A Transplant Patient's Experiences with Exercise

by Jim Gleason, recovering Heart Transplant Patient (transplanted 10/19/94)

This is one in a series of short articles sharing this heart transplant patient's experiences in some area of common concern. Included in the series are similar articles covering Nutrition, Weight Change, Biopsy, Rejection, Medication, Exercise, Motivation & Boredom, Transplant Surgery, and Fear & Facing Death. These are not meant to replace any professional medical advice, but rather are one layman's interpretations of actual experiences he had while waiting for, undergoing, and finally, recovering from, a heart transplant at the University of PA Medical Center. While each person will have their own unique experiences, many have found this simple sharing to be of value in reducing their own concerns seeing that such feelings and experiences are part of the normal recovery process seeing that there is light at the end of what may now appear to be a very dark tunnel through the eyes of another who has passed this way ahead of them and, most importantly, the light at the end of that tunnel is not a train engine coming directly at them, it is the light of another sunny day, another gift of a day of life. May you find joy in that daily gift of life as I have through the miracle of this medical science known as transplantation.
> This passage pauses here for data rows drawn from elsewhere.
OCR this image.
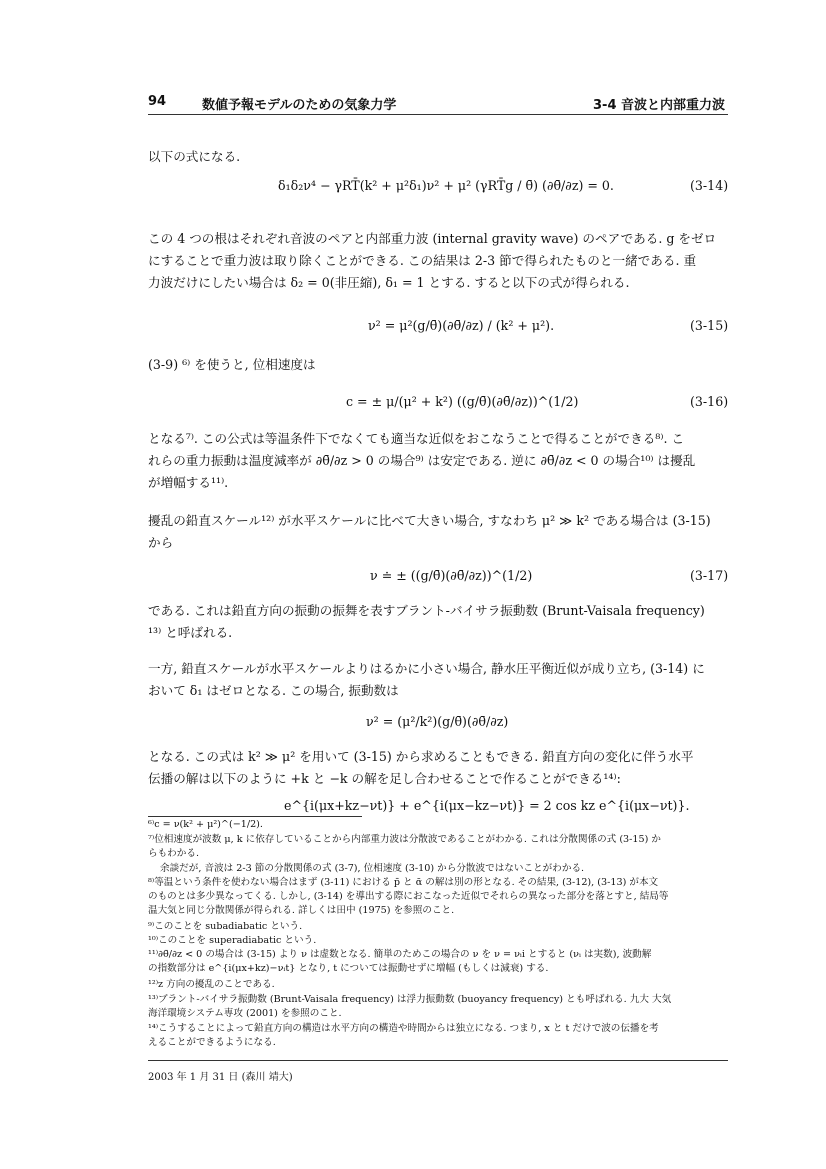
94	数値予報モデルのための気象力学	3-4 音波と内部重力波
以下の式になる.
δ₁δ₂ν⁴ − γRT̄(k² + μ²δ₁)ν² + μ² (γRT̄g / θ̄) (∂θ̄/∂z) = 0.	(3-14)
この 4 つの根はそれぞれ音波のペアと内部重力波 (internal gravity wave) のペアである. g をゼロ
にすることで重力波は取り除くことができる. この結果は 2-3 節で得られたものと一緒である. 重
力波だけにしたい場合は δ₂ = 0(非圧縮), δ₁ = 1 とする. すると以下の式が得られる.
ν² = μ²(g/θ̄)(∂θ̄/∂z) / (k² + μ²).	(3-15)
(3-9) ⁶⁾ を使うと, 位相速度は
c = ± μ/(μ² + k²) ((g/θ̄)(∂θ̄/∂z))^(1/2)	(3-16)
となる⁷⁾. この公式は等温条件下でなくても適当な近似をおこなうことで得ることができる⁸⁾. こ
れらの重力振動は温度減率が ∂θ̄/∂z > 0 の場合⁹⁾ は安定である. 逆に ∂θ̄/∂z < 0 の場合¹⁰⁾ は擾乱
が増幅する¹¹⁾.
擾乱の鉛直スケール¹²⁾ が水平スケールに比べて大きい場合, すなわち μ² ≫ k² である場合は (3-15)
から
ν ≐ ± ((g/θ̄)(∂θ̄/∂z))^(1/2)	(3-17)
である. これは鉛直方向の振動の振舞を表すブラント-バイサラ振動数 (Brunt-Vaisala frequency)
¹³⁾ と呼ばれる.
一方, 鉛直スケールが水平スケールよりはるかに小さい場合, 静水圧平衡近似が成り立ち, (3-14) に
おいて δ₁ はゼロとなる. この場合, 振動数は
ν² = (μ²/k²)(g/θ̄)(∂θ̄/∂z)
となる. この式は k² ≫ μ² を用いて (3-15) から求めることもできる. 鉛直方向の変化に伴う水平
伝播の解は以下のように +k と −k の解を足し合わせることで作ることができる¹⁴⁾:
e^{i(μx+kz−νt)} + e^{i(μx−kz−νt)} = 2 cos kz e^{i(μx−νt)}.
⁶⁾c = ν(k² + μ²)^(−1/2).
⁷⁾位相速度が波数 μ, k に依存していることから内部重力波は分散波であることがわかる. これは分散関係の式 (3-15) か
らもわかる.
余談だが, 音波は 2-3 節の分散関係の式 (3-7), 位相速度 (3-10) から分散波ではないことがわかる.
⁸⁾等温という条件を使わない場合はまず (3-11) における p̄ と ᾱ の解は別の形となる. その結果, (3-12), (3-13) が本文
のものとは多少異なってくる. しかし, (3-14) を導出する際におこなった近似でそれらの異なった部分を落とすと, 結局等
温大気と同じ分散関係が得られる. 詳しくは田中 (1975) を参照のこと.
⁹⁾このことを subadiabatic という.
¹⁰⁾このことを superadiabatic という.
¹¹⁾∂θ̄/∂z < 0 の場合は (3-15) より ν は虚数となる. 簡単のためこの場合の ν を ν = νᵢi とすると (νᵢ は実数), 波動解
の指数部分は e^{i(μx+kz)−νᵢt} となり, t については振動せずに増幅 (もしくは減衰) する.
¹²⁾z 方向の擾乱のことである.
¹³⁾ブラント-バイサラ振動数 (Brunt-Vaisala frequency) は浮力振動数 (buoyancy frequency) とも呼ばれる. 九大 大気
海洋環境システム専攻 (2001) を参照のこと.
¹⁴⁾こうすることによって鉛直方向の構造は水平方向の構造や時間からは独立になる. つまり, x と t だけで波の伝播を考
えることができるようになる.
2003 年 1 月 31 日 (森川 靖大)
"I'm not an exercise person." This protest comes to mind so automatically whenever the subject of exercise arises and I reflect on my growing up philosophy: If I'm going to work at lifting weights, I'll do it where they'll pay me for it, like a stock clerk in the store during my teen years. Well, that has changed now that my recently acquired new heart - a 20 year old heart in this 52 year old body! - requires ongoing exercise to maintain its well being. Funny how we'll work at something like this AFTER the damage is done, rather than exercising to keep the original heart in healthy shape. But that's history. The new heart is fact - and my daily amazement at this miracle never ceases. In this monograph we trace the changing attitude and practice of exercise in this transplant patient's life - before, during and after the transplant surgery. The story easily breaks into five phases and the role of exercise and its associated challenge is different in each phase:

  • Phase 1 - weakened heart, prior to diagnosis for transplant - still at home
  • Phase 2 - pre-surgical wait in the hospital - weakened heart, but on support medications
  • Phase 3 - post-operative transplant recovery in the hospital
  • Phase 4 - ambulatory recovery at home - immune suppressed, lots of medications with potential side-effects
  • Rest of life - back to "normal" mode - but with a new heart

Phase 1 - Homelife Before Diagnosis

My life was an active one, but without formal exercise. Since the onset of a viral attack on the left ventricle (pumping muscle) of the heart (know as Viral Cardiomyopathy), things started to slow down as it took increased effort to maintain the normal active lifestyle associated with a growing family and worldwide business travel. Activities normally taken in stride now were causing shortness of breath and easy exhaustion. Friends later would admit to having noticed these symptoms, but seldom raised the issue. After all, I was 50 years old, and we all know what that means (?!). Finally the enlarged heart wasn't able to keep up with the rest of the active body and the cardiologist, who had been treating the condition with an aggressive drug regimen for 2 years, directed that I "cease employment" and go down and visit with the specialists at a heart transplant center. Lucky for me, the obvious one turned out to be the best, the University of PA Medical Center, in nearby Philadelphia. Within a day we were told that the only hope was to undergo a heart transplant and that the condition was serious enough that I should not leave the hospital even as we talked. Wow! Shock!! "Who, me?" Weighing the alternatives: no transplant, maybe 1 to 3 years of life left and even that would be a very low "quality of life" - we decided to go for it, and thus entered the next phase...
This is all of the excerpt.